Jeff’s out of town. You know what that means, right? It should mean I am reading my Oprah magazines, sleeping in the middle of the bed, and eating ice cream for dinner. There are few perks to having a husband who travels, and I milk those perks every single time Jeff boards a plane.
Unfortunately, the perks this week have been scant, unless you consider human fecal matter a treat. If you do, this post may appeal to you, but generally my blog won’t be your cup of tea.
We’re only half-way through Jeff’s business trip and already I have had to unclog TWO toilets. And that was before Sadie came home from school with diarrhea. I am not a squeamish woman– I come from farm people (2 generations ago, but still). I appreciate the foul and the profane. But, when Sadie shat in her Pull-Up during dinner, I can’t say I was waving a banner of celebration.
I hosed her down. I prepared to soak her in the tub. I stripped Simon so he could join her.
“Everyone in the bath!” I endeavored to steer our little father-less ship back to calm waters. There were splashes. There were giggles of glee. I checked my complexion in the mirror– it was rosy with triumph.
“Poop! Poop! Poop!”
God, I don’t know how many times Simon said that before I tore myself away from my reflection. Maybe 50. I turned to the tub where my progeny was soaking and saw no less than 5 turds floating in the water.
“For the love of–“
“Out! Everyone out of the tub!”
I got the kids out and shooed them away– “Go jump on the bed or play on-line poker.” For my part, I stared at those turds, gently floating in the bath water.
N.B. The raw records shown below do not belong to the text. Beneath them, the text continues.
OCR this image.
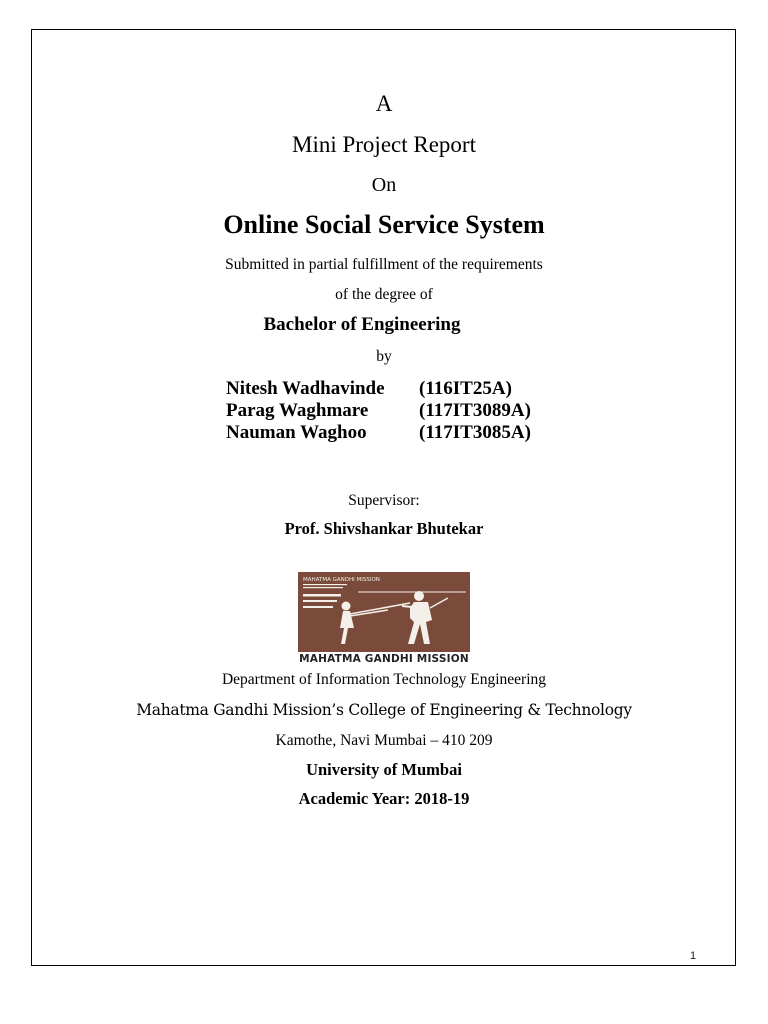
A
Mini Project Report
On
Online Social Service System
Submitted in partial fulfillment of the requirements
of the degree of
Bachelor of Engineering
by
Nitesh Wadhavinde (116IT25A)
Parag Waghmare	(117IT3089A)
Nauman Waghoo	(117IT3085A)
Supervisor:
Prof. Shivshankar Bhutekar
MAHATMA GANDHI MISSION
MAHATMA GANDHI MISSION
Department of Information Technology Engineering
Mahatma Gandhi Mission’s College of Engineering & Technology
Kamothe, Navi Mumbai – 410 209
University of Mumbai
Academic Year: 2018-19
1
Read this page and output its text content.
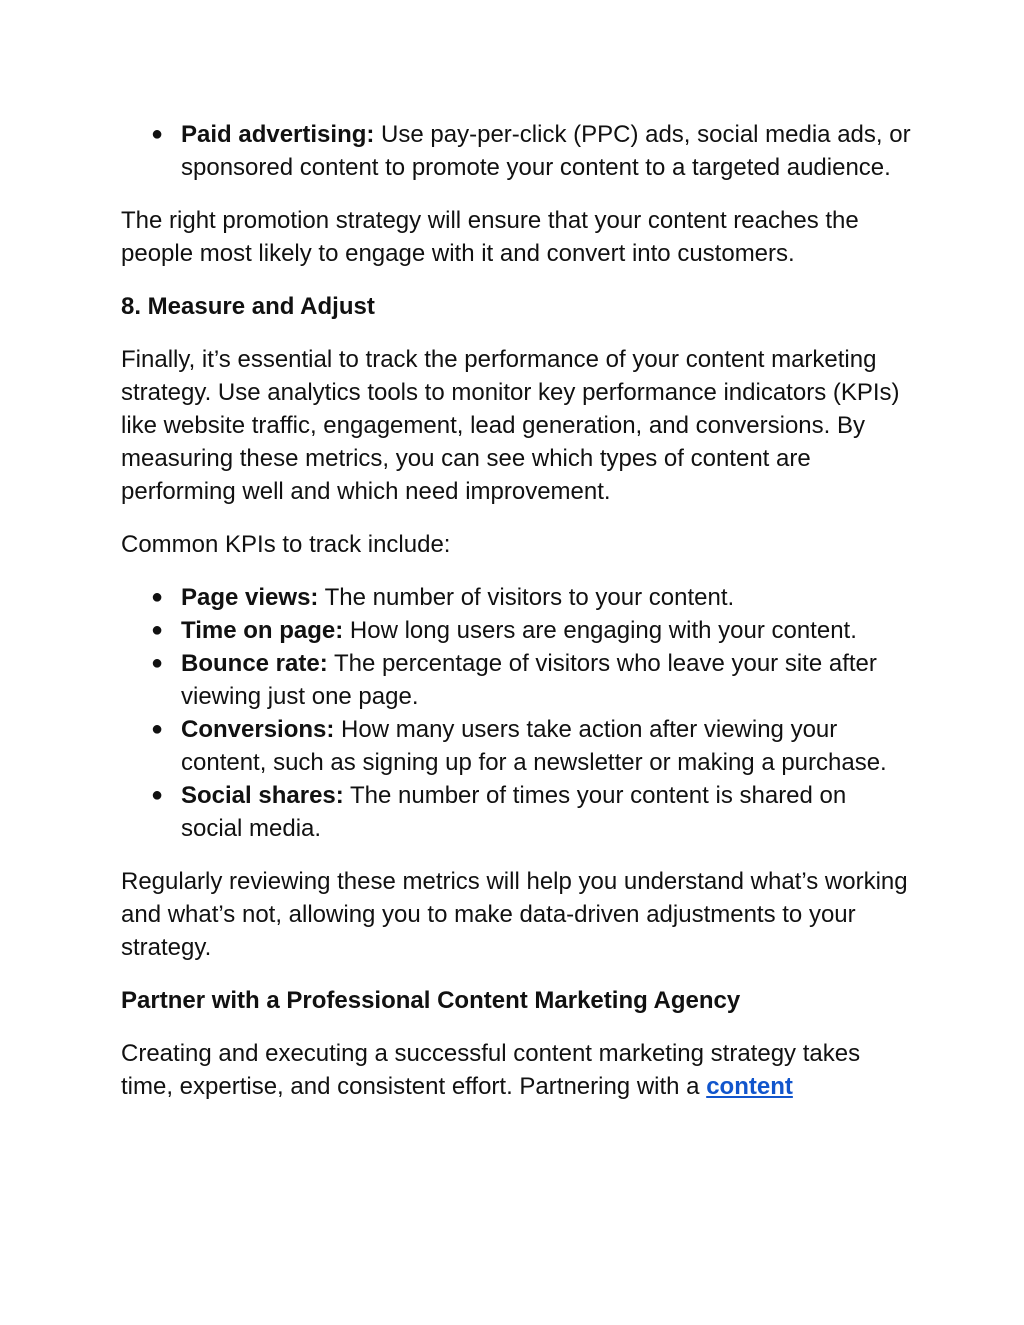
● Paid advertising: Use pay-per-click (PPC) ads, social media ads, or sponsored content to promote your content to a targeted audience.

The right promotion strategy will ensure that your content reaches the people most likely to engage with it and convert into customers.

8. Measure and Adjust

Finally, it’s essential to track the performance of your content marketing strategy. Use analytics tools to monitor key performance indicators (KPIs) like website traffic, engagement, lead generation, and conversions. By measuring these metrics, you can see which types of content are performing well and which need improvement.

Common KPIs to track include:

● Page views: The number of visitors to your content.
● Time on page: How long users are engaging with your content.
● Bounce rate: The percentage of visitors who leave your site after viewing just one page.
● Conversions: How many users take action after viewing your content, such as signing up for a newsletter or making a purchase.
● Social shares: The number of times your content is shared on social media.

Regularly reviewing these metrics will help you understand what’s working and what’s not, allowing you to make data-driven adjustments to your strategy.

Partner with a Professional Content Marketing Agency

Creating and executing a successful content marketing strategy takes time, expertise, and consistent effort. Partnering with a content
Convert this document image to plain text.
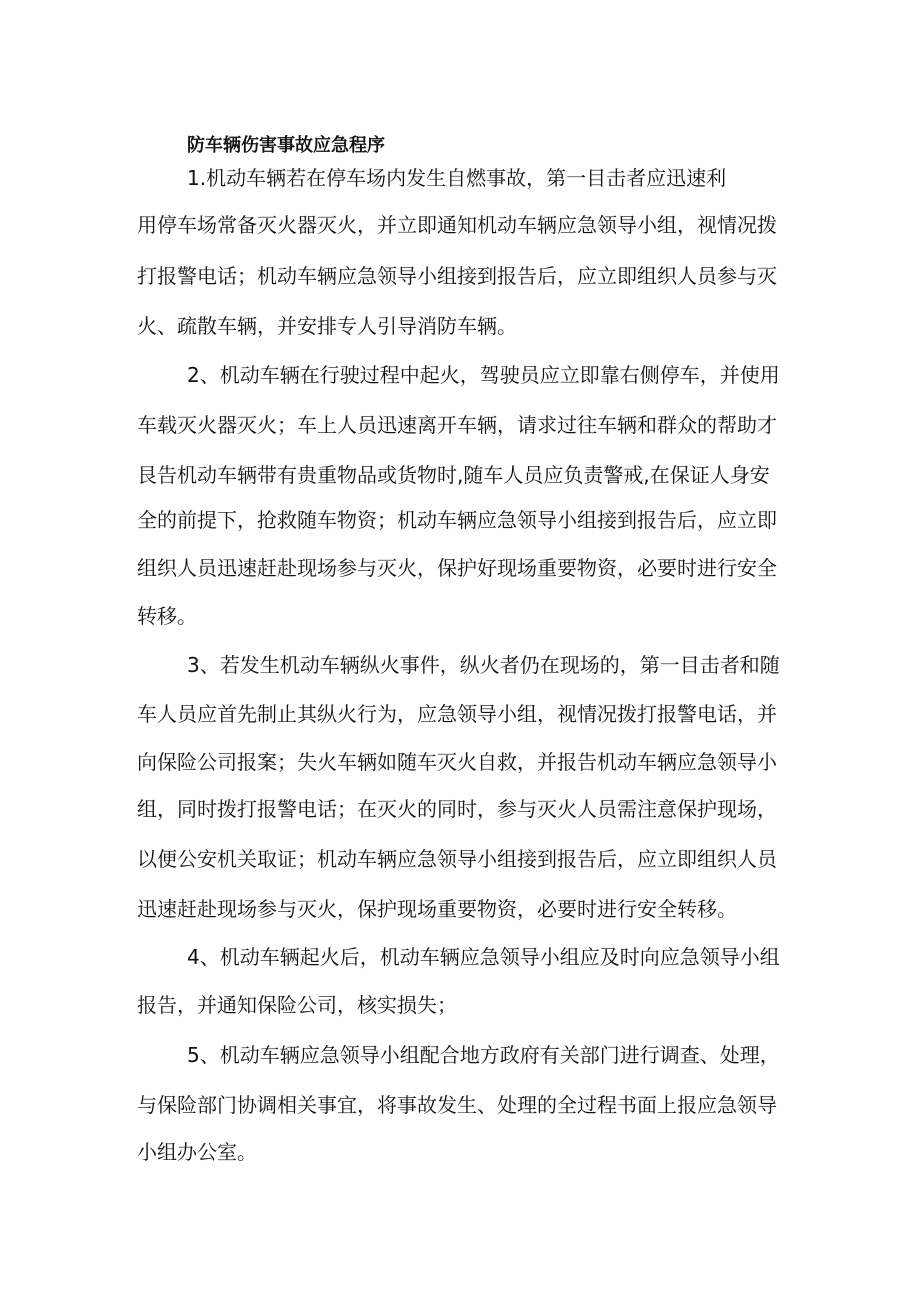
防车辆伤害事故应急程序
1.机动车辆若在停车场内发生自燃事故，第一目击者应迅速利
用停车场常备灭火器灭火，并立即通知机动车辆应急领导小组，视情况拨
打报警电话；机动车辆应急领导小组接到报告后，应立即组织人员参与灭
火、疏散车辆，并安排专人引导消防车辆。
2、机动车辆在行驶过程中起火，驾驶员应立即靠右侧停车，并使用
车载灭火器灭火；车上人员迅速离开车辆，请求过往车辆和群众的帮助才
艮告机动车辆带有贵重物品或货物时,随车人员应负责警戒,在保证人身安
全的前提下，抢救随车物资；机动车辆应急领导小组接到报告后，应立即
组织人员迅速赶赴现场参与灭火，保护好现场重要物资，必要时进行安全
转移。
3、若发生机动车辆纵火事件，纵火者仍在现场的，第一目击者和随
车人员应首先制止其纵火行为，应急领导小组，视情况拨打报警电话，并
向保险公司报案；失火车辆如随车灭火自救，并报告机动车辆应急领导小
组，同时拨打报警电话；在灭火的同时，参与灭火人员需注意保护现场，
以便公安机关取证；机动车辆应急领导小组接到报告后，应立即组织人员
迅速赶赴现场参与灭火，保护现场重要物资，必要时进行安全转移。
4、机动车辆起火后，机动车辆应急领导小组应及时向应急领导小组
报告，并通知保险公司，核实损失；
5、机动车辆应急领导小组配合地方政府有关部门进行调查、处理，
与保险部门协调相关事宜，将事故发生、处理的全过程书面上报应急领导
小组办公室。
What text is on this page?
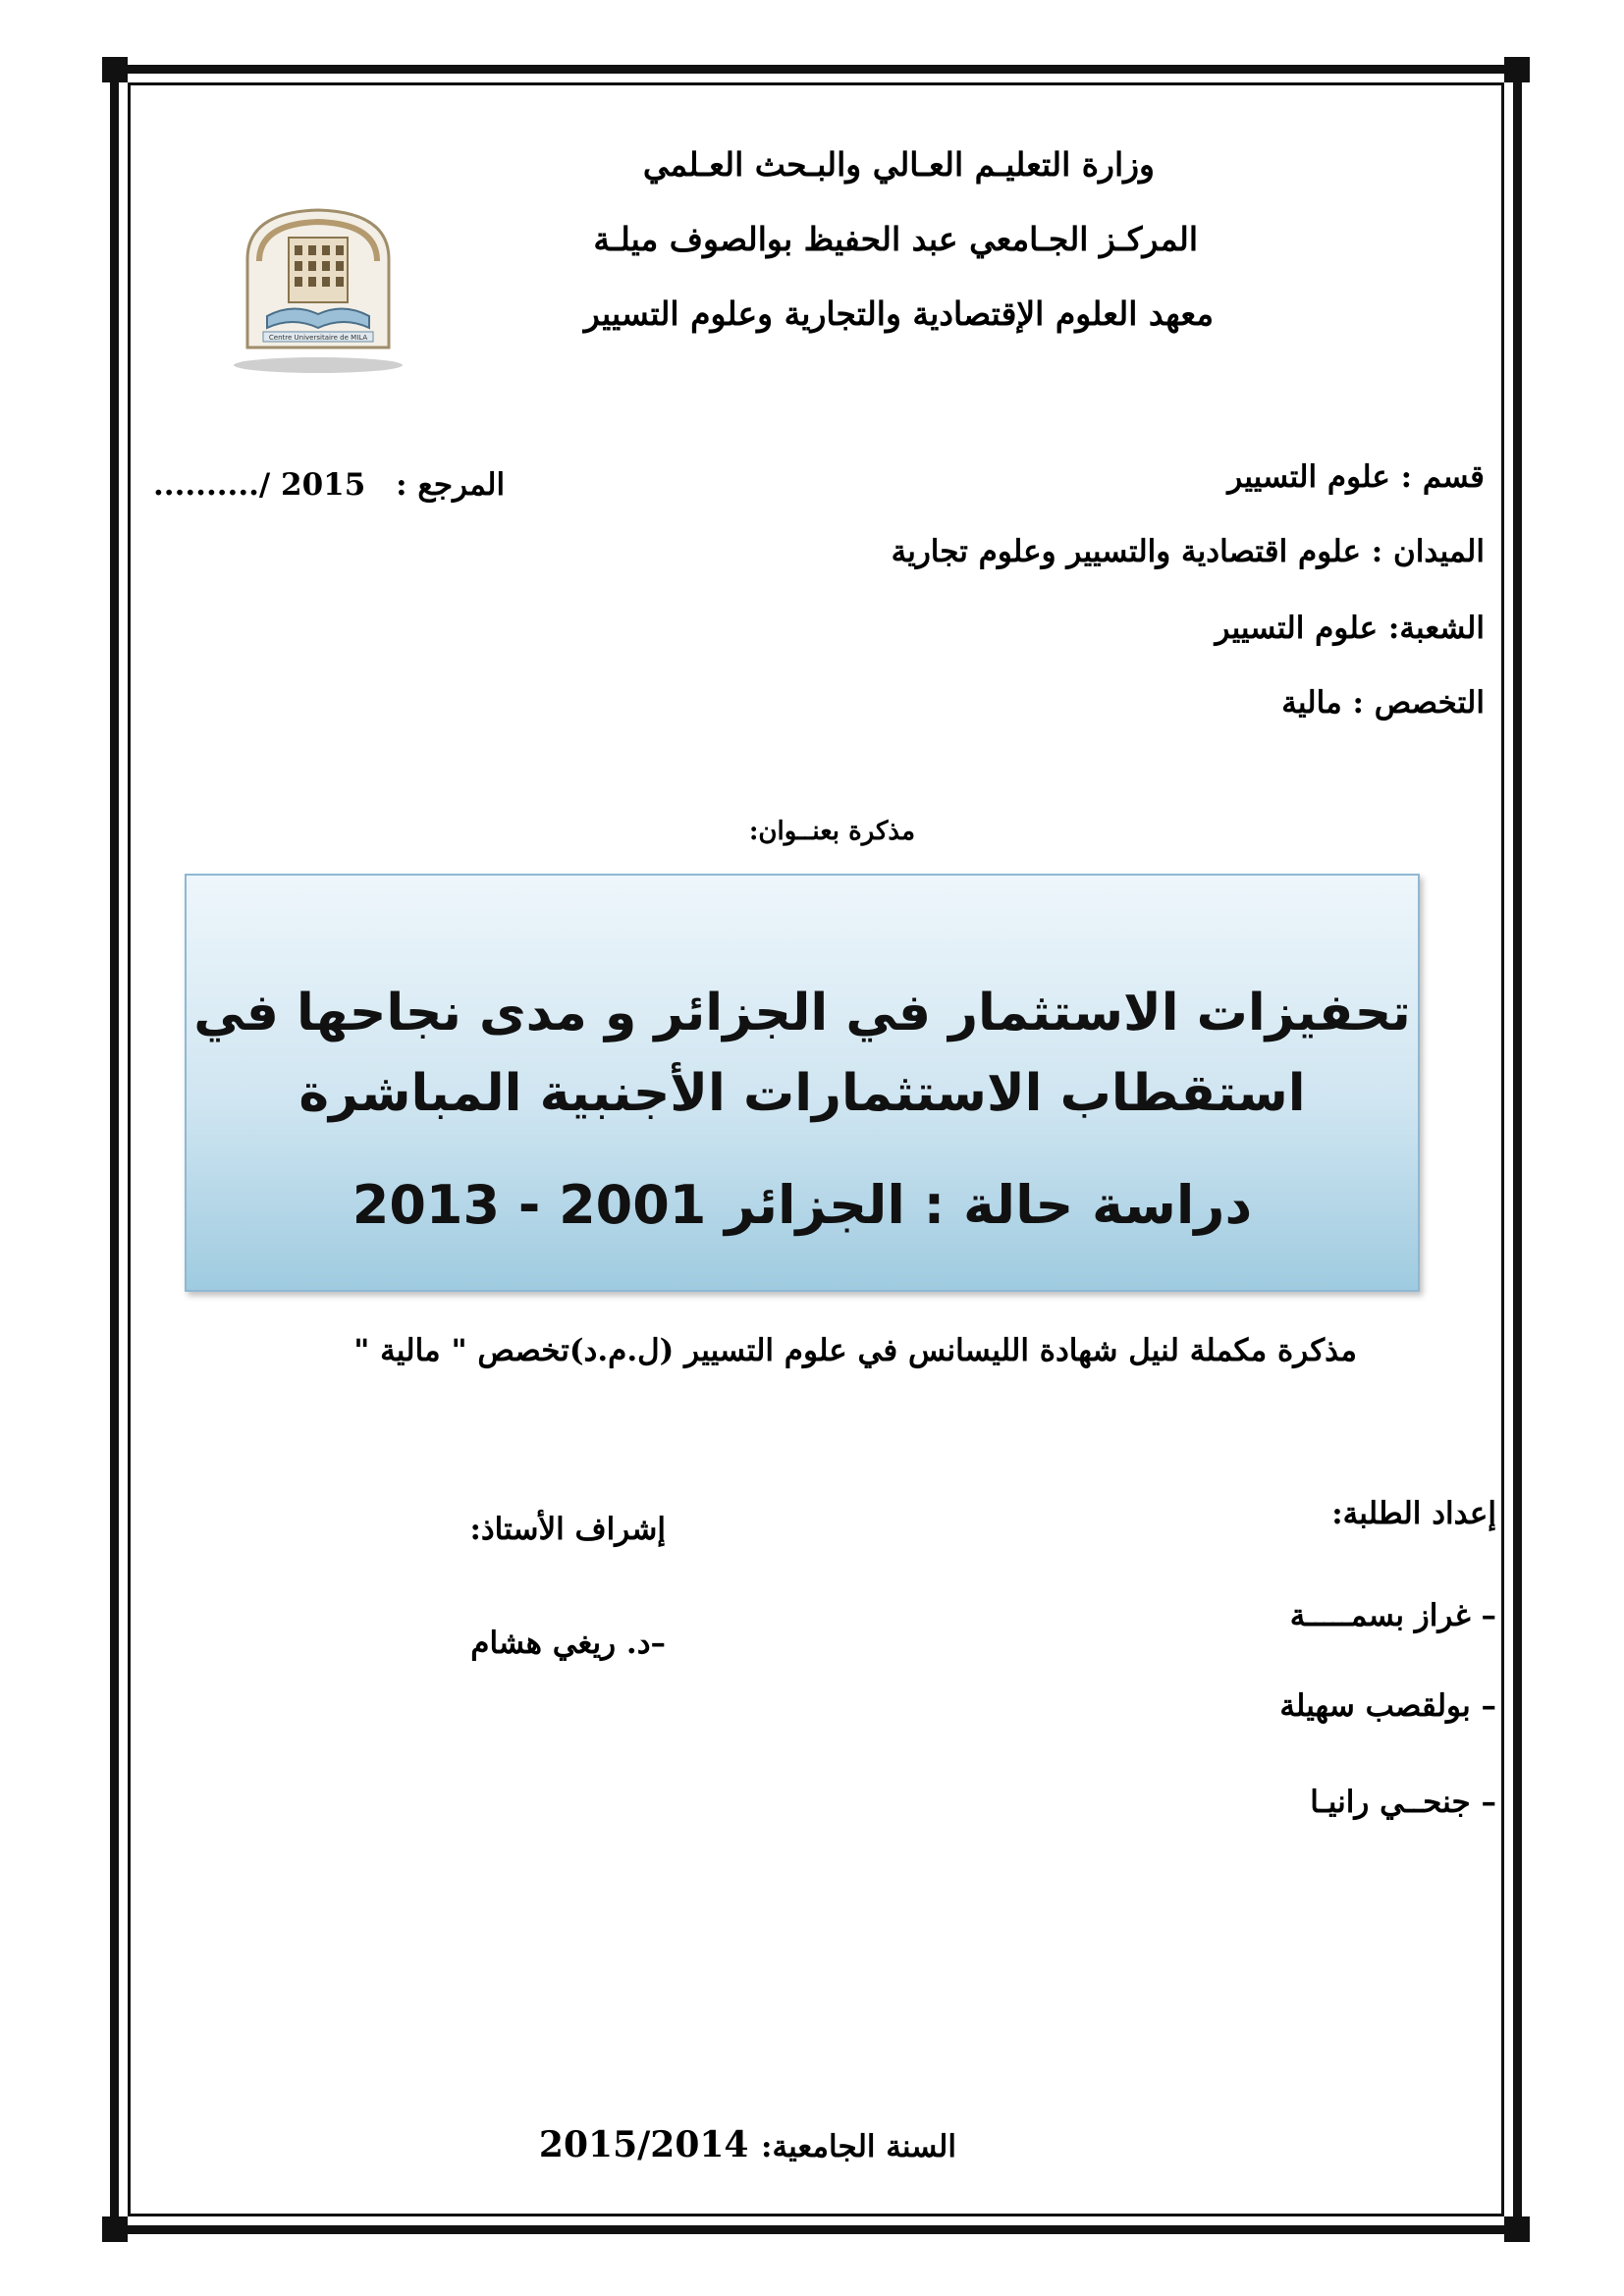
وزارة التعليـم العـالي والبـحث العـلمي
المركـز الجـامعي عبد الحفيظ بوالصوف ميلـة
معهد العلوم الإقتصادية والتجارية وعلوم التسيير
Centre Universitaire de MILA
قسم : علوم التسيير
الميدان : علوم اقتصادية والتسيير وعلوم تجارية
الشعبة: علوم التسيير
التخصص : مالية
........../ 2015 المرجع :
مذكرة بعنــوان:
تحفيزات الاستثمار في الجزائر و مدى نجاحها في
استقطاب الاستثمارات الأجنبية المباشرة
دراسة حالة : الجزائر 2001 - 2013
مذكرة مكملة لنيل شهادة الليسانس في علوم التسيير (ل.م.د)تخصص " مالية "
إعداد الطلبة:
إشراف الأستاذ:
– غراز بسمـــــة
– بولقصب سهيلة
– جنحــي رانيـا
–د. ريغي هشام
السنة الجامعية: 2015/2014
I wasn’t sure what to do with them.
“I wish Jeff was here.”
I sent him a text, hoping his affable calmness would transmit to me through the phone. Plus, I had to tell someone how awful it smelled in our house.
Let’s just say that his text didn’t add quite as much to the situation as I hoped it would. While I applaud that he was willing to have a picture of the offending logs (that’s called being an involved parent, people), I was in no mood to Instagram Simon’s post-dinner poop. Popsicles were a nice idea, but doesn’t he know that we eat Popsicles for dinner when he’s gone? I am not running a health farm here.
As I bleached the tub and played the role of a mom who knows how to clean stuff, I couldn’t help but think: “I can’t wait until I defecate in my pants and my children have to clean it up.”
I finally got everything sanitized-ish and back to normal (which ain’t that clean, if you must know). You better believe that I did some on-line shopping that night– retail therapy, people. Nights like this were how retail therapy was invented.
And from now on, Simon wears his diaper in the bath when he’s on my watch.
Does your spouse travel? Care to share your favorite perks of solo parenting?